Yo no sé por qué me cansa tanto viajar.
Pero en esta vida nada es eterno. Y tarde o temprano termina el viaje. Respiraréis aliviados ¿verdad? Mmm… queda otro tema: desincrustarme del coche. Si el viaje ha sido largo, se pueden producir dos efectos, a cuál más popular:
a) efecto bloque de hielo. Mi cuerpo, sintiéndose liberado pero incapaz de reaccionar, se suelta del asiento. ¿Habéis visto alguna vez un bloque de hielo desprendiéndose majestuosamente de un iceberg? Pues igual… bueno, sin el majestuosamente. Digamos que mis amigos creen que estoy muy interesada en el mecanismo que permite desplazar el asiento delantero.
b) efecto bote de almendras de broma. Mis miembros, al dejar de ser sometidos a la presión que les mantenía en su sitio, salen disparados hacia direcciones aleatorias, siendo habitualmente frenados por la cara del amable amigo que ha vuelto a meter la cabeza, interesándose por mí.
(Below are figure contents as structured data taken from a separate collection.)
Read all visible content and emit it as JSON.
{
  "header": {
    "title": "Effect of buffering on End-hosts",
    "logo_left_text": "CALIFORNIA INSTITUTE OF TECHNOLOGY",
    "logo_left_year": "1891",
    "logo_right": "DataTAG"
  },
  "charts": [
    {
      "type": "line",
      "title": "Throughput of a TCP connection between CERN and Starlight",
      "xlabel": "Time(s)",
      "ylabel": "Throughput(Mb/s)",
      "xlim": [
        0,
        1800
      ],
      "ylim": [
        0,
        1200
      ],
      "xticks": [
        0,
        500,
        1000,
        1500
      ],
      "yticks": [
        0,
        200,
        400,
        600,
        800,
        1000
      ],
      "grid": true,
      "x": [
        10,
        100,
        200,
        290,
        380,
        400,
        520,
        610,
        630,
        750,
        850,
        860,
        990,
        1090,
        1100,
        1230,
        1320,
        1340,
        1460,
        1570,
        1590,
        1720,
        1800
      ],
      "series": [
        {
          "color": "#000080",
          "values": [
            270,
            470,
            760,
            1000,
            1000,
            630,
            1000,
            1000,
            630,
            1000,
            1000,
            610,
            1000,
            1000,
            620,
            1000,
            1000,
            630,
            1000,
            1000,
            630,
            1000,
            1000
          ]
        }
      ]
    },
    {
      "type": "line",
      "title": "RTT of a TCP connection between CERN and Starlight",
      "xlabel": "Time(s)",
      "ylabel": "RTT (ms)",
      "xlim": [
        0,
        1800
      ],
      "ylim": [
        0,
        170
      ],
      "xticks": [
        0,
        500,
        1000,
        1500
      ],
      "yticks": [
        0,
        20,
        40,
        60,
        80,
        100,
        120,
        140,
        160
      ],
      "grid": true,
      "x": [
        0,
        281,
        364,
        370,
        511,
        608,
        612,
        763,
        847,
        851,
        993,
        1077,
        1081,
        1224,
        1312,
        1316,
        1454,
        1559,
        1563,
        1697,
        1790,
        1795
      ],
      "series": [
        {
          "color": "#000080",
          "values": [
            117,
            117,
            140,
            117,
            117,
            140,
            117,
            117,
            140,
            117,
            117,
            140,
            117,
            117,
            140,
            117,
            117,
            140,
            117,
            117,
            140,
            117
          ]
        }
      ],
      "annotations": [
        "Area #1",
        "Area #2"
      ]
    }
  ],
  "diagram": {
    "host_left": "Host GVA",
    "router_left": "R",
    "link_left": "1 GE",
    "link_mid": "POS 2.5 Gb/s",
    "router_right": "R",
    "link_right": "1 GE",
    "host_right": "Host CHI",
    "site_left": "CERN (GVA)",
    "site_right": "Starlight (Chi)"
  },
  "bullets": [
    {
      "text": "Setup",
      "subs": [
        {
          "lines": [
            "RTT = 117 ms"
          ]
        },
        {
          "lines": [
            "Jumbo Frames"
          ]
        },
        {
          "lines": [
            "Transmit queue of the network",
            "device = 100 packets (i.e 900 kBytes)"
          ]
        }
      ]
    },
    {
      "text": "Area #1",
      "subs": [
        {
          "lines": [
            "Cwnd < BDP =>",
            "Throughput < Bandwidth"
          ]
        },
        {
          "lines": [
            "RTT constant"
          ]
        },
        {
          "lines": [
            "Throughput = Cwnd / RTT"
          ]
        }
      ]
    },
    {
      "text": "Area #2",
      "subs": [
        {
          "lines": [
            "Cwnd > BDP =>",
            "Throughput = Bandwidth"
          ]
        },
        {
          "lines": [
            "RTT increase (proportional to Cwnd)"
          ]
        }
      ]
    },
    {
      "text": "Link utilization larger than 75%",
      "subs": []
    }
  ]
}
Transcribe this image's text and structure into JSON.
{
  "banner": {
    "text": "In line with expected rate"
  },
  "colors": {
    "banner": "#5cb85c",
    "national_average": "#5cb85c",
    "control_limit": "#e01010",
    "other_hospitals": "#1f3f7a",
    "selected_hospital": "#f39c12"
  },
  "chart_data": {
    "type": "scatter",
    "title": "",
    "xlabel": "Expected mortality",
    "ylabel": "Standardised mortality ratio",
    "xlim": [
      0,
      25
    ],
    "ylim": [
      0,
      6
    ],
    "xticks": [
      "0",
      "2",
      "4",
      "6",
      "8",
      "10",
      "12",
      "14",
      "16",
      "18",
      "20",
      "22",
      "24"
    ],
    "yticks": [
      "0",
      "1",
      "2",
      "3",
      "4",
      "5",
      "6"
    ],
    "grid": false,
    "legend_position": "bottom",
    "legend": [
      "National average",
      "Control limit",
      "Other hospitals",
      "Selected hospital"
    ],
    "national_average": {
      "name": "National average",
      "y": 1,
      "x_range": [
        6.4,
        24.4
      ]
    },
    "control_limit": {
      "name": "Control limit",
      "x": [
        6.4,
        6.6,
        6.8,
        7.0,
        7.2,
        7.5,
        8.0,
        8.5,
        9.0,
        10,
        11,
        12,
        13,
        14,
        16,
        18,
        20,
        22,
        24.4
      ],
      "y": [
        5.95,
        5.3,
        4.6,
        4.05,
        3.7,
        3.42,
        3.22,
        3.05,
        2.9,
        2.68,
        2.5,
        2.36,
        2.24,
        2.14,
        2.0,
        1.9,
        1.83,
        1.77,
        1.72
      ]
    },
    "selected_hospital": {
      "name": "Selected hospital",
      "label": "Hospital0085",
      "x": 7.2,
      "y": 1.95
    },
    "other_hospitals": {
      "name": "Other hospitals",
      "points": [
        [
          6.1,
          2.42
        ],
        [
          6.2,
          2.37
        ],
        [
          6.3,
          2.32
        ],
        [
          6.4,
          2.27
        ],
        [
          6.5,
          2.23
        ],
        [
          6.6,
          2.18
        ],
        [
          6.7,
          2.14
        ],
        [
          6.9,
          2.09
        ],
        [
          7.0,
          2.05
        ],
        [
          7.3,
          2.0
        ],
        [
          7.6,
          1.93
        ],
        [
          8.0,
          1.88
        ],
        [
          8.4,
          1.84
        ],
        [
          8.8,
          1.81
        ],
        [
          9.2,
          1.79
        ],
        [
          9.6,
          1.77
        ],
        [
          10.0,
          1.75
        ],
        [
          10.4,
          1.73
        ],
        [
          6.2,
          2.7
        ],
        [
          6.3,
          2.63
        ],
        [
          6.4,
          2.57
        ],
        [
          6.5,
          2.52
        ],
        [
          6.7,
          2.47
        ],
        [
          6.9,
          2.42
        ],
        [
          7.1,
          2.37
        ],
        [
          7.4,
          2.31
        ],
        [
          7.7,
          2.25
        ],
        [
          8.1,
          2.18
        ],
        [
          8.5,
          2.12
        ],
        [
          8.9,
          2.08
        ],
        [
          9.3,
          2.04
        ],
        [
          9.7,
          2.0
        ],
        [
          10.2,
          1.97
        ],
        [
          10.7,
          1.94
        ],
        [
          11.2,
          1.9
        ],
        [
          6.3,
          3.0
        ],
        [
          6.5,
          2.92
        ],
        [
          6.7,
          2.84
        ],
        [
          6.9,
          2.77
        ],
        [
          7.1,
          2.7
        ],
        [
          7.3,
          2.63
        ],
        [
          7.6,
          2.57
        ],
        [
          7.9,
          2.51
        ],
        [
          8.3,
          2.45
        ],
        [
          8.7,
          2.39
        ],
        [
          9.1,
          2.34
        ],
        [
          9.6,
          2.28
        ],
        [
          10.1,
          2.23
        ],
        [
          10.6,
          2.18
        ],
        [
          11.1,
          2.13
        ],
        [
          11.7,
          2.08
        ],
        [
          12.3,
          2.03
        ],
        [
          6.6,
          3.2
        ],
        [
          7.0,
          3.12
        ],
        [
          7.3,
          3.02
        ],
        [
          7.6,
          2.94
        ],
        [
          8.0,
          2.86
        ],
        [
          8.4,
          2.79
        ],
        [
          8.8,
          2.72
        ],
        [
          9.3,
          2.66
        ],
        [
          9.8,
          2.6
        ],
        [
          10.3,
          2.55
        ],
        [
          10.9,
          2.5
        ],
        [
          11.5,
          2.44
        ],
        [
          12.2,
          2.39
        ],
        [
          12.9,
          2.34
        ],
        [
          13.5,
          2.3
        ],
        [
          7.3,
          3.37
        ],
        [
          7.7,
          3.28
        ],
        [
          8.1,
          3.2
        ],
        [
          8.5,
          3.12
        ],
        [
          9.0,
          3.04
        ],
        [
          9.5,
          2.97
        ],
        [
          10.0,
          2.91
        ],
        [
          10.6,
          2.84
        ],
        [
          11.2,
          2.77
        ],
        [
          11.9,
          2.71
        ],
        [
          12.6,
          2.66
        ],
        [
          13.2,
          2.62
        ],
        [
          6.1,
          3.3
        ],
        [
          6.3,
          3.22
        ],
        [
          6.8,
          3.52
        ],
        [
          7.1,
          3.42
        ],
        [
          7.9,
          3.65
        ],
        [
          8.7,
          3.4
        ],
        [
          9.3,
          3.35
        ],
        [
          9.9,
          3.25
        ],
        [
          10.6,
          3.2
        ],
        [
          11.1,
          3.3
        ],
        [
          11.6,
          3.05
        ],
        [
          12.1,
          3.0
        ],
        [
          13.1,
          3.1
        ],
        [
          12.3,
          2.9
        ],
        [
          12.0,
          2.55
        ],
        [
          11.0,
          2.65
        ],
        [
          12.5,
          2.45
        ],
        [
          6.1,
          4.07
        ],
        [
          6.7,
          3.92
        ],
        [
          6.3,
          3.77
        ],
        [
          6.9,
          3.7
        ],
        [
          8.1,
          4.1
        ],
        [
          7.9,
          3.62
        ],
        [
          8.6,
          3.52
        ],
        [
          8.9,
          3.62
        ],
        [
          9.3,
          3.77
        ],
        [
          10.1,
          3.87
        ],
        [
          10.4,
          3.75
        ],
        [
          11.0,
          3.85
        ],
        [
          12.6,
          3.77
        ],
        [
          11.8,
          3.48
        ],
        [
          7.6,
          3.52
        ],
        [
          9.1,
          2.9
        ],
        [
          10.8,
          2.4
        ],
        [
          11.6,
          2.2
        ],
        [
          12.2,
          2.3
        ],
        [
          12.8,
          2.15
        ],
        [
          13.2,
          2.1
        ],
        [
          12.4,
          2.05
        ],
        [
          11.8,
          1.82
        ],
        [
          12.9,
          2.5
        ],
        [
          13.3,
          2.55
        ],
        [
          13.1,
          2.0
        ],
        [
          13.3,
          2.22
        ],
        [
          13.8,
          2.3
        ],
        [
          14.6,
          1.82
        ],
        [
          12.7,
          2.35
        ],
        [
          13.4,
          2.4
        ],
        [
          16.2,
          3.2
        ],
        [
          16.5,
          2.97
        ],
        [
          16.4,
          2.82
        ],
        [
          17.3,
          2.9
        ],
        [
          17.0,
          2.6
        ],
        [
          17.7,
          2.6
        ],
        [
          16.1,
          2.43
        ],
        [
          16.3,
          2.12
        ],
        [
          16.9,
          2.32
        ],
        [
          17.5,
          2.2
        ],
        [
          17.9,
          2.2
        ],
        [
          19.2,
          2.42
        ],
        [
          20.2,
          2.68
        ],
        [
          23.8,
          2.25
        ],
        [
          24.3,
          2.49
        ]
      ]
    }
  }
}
Una vez recuperado el control y asumido que no tengo nada que ver con la nueva disputa entablada entre la pareja que se había ofrecido a llevarme, empiezo la operación salida, con una sonrisa que yo diría… distendida. De nuevo dos opciones: si planto el pie en el suelo del coche para semi incorporarme y saltar ágilmente al exterior, mi cabeza, mi nuca y mi espalda, sucesivamente, cual improvisada carraca, se dedican a comprobar la dureza del material con que el hombrecito ese ha construido la estructura de las puertas. Si opto por plantar el pie directamente en la calle, mi digamos parte posterior acolchada se traslada del asiento a la alfombrilla, donde lógicamente rebota, impulsando mi cabeza hacia el techo, de donde consigo desprenderla -sólo con una ligera conmoción- gracias al contrapeso de mi nariz.
Estamos preparando un pequeño viaje a Girona, con unos amigos, para ir a ver a Jordi. Bueno, igual al final resulta que voy yo sola, porque cada vez que he preguntado quién va -para saber quién lleva coche y eso- se ha producido un curioso efecto de dispersión entre la gente requerida. Será que, como estamos en fiestas, tienen otros compromisos.